Document reviewers have always tried to detect what a target company might be concealing, but now vendors of AI tools are developing “technology that can turn information into stories. Story Engine is a program that can read through unstructured data and summarize conversations, including the ideas discussed, the frequency of the communications and the mood of the speakers.”

This is not to say that computers can feel the mood of speakers as humans can, but computers can ingest more unstructured data than we can and, within that, recognize patterns. Then enter the humans: corporate leaders will ultimately still make the decision to pursue deals or not. And they will continue to be greatly assisted by internal and external counsel when it comes to strategy. It takes wisdom to discern, “What does it all mean?”

So is this what humans do better? Discern meaning in a deal, using judgment? In Algorithms to Live By: The Computer Science of Human Decisions, Brian Christian and Tom Griffiths explored the ways in which humans can combine “computer algorithms” with human qualities in order to make decisions. They offer the oft-told anecdote about Charles Darwin composing a “pro and con” list to answer the question, for himself, as to whether or not he should marry his cousin Emma Wedgwood. Based on a “narrow margin of victory,” Darwin concluded, “Marry … Q.E.D.” 

Christian and Griffiths explained that, before Darwin, Benjamin Franklin devised and praised “Moral or Prudential Algebra,” in which the more factors considered, the better. Not so now: “The question of how hard to think, and how many factors to consider, is at the heart of a knotty problem that statisticians and machine-learning researchers call ‘overfitting.’ And dealing with that problem reveals that there’s a wisdom to deliberately thinking less. Being aware of overfitting changes how we should approach the market. …”

But Darwin proved his decision, didn’t he? And in this paper, we have been praising all this data that computers can process for the benefit of M&A. Why are we now worrying about overfitting? First, Darwin likely approached his mathematical calculation predisposed to marriage. So too the leaders of an acquiring company, generally speaking, want to acquire the target, or a target, and therefore want the due diligence to pan out. And secondly, as Christian and Griffiths write, “Every decision is a kind of prediction … and every prediction, crucially, involves thinking about two distinct things: what you know and what you don’t. … A good theory, of course, will do both. But the fact that every prediction must in effect pull double duty creates a certain unavoidable tension.”

That tension sounds very much like the M&A context, in which corporate leaders are asking, “Knowing what we know based on due diligence, if we marry, will it be a happy, qua prosperous, corporate marriage? Will the pros outweigh the cons in the future?” After all, cons revealed in due diligence, namely defects, could be remedied by new corporate leadership. And pros can be eclipsed. Judgment still needs to be exercised. Since computers are highly susceptible to overfitting, human lawyers would do well to take advantage of AI, then reduce and curate the data into forward-looking strategic advice.

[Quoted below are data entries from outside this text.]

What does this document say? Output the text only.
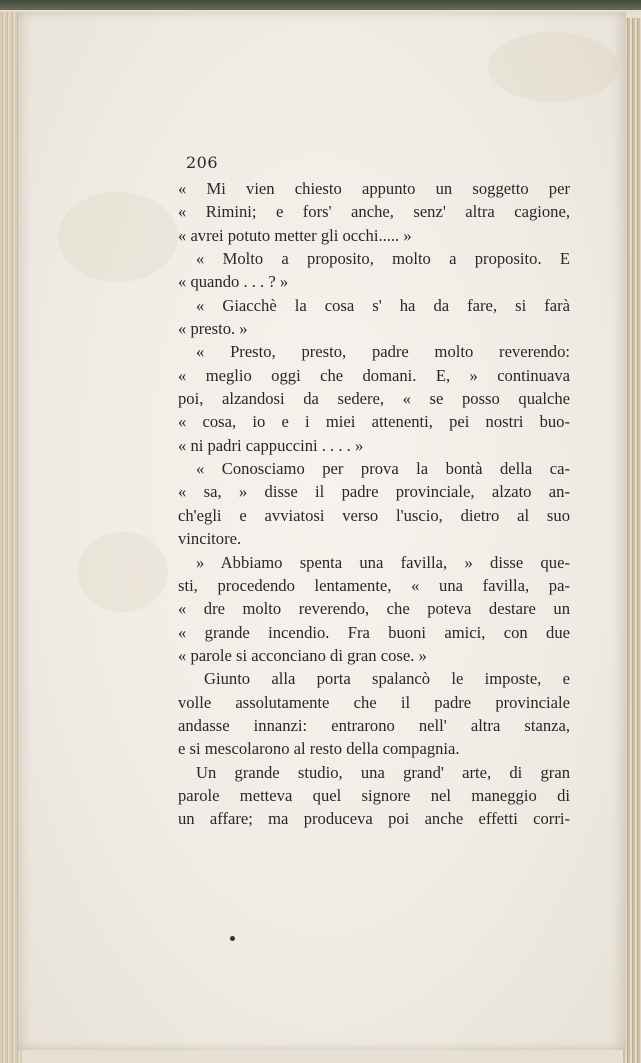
206
« Mi vien chiesto appunto un soggetto per
« Rimini; e fors' anche, senz' altra cagione,
« avrei potuto metter gli occhi..... »
« Molto a proposito, molto a proposito. E
« quando . . . ? »
« Giacchè la cosa s' ha da fare, si farà
« presto. »
« Presto, presto, padre molto reverendo:
« meglio oggi che domani. E, » continuava
poi, alzandosi da sedere, « se posso qualche
« cosa, io e i miei attenenti, pei nostri buo-
« ni padri cappuccini . . . . »
« Conosciamo per prova la bontà della ca-
« sa, » disse il padre provinciale, alzato an-
ch'egli e avviatosi verso l'uscio, dietro al suo
vincitore.
» Abbiamo spenta una favilla, » disse que-
sti, procedendo lentamente, « una favilla, pa-
« dre molto reverendo, che poteva destare un
« grande incendio. Fra buoni amici, con due
« parole si acconciano di gran cose. »
Giunto alla porta spalancò le imposte, e
volle assolutamente che il padre provinciale
andasse innanzi: entrarono nell' altra stanza,
e si mescolarono al resto della compagnia.
Un grande studio, una grand' arte, di gran
parole metteva quel signore nel maneggio di
un affare; ma produceva poi anche effetti corri-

A article, “Artificial Intelligence is Changing M&A,” says, “No two deals are alike and each merger or acquisition depends on a multitude of factors.… The entire process is extremely detailed, laborious and can run from months to years depending on the size and complexity of a deal.”

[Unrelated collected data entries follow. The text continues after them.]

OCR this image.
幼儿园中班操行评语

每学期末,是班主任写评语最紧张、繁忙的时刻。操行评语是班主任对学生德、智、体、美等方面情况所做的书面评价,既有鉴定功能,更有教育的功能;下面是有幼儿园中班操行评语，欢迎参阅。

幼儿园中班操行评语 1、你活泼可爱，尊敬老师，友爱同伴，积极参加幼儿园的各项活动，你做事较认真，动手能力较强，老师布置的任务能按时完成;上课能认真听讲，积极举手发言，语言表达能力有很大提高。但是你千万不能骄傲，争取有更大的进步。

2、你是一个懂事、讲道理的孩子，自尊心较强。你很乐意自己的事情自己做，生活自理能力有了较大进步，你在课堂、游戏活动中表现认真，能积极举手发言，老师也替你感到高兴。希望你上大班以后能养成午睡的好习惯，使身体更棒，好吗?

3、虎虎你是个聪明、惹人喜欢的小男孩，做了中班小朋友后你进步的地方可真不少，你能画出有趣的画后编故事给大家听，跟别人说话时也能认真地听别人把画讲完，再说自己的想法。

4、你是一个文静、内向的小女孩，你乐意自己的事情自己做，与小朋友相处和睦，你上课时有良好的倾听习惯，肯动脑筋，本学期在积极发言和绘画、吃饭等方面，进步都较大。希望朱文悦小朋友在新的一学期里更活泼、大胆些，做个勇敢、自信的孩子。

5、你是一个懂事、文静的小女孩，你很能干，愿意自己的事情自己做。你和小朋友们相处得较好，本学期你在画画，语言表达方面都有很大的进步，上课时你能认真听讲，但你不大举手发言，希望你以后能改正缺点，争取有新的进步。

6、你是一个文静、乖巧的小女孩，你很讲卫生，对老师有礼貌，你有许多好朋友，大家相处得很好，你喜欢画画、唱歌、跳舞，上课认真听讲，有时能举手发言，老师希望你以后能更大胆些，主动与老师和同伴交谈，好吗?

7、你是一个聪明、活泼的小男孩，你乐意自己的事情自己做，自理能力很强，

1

Let us return to Garry Kasparov in comments he made to Vikas Shah on in concluding: “Whilst machines are taking over more parts of our lives, and people say this is killing many jobs, we have to realise this has been happening for thousands of years. Machines replaced farm animals, then manual labor, and now they’re taking over jobs from people with college degrees and twitter accounts — and everyone is making a big noise. Replacing manual labor allowed humanity to concentrate on developing our minds, and now, perhaps by taking over more menial aspects of our cognition, machines will help us to look for greater creativity, curiosity and happiness.”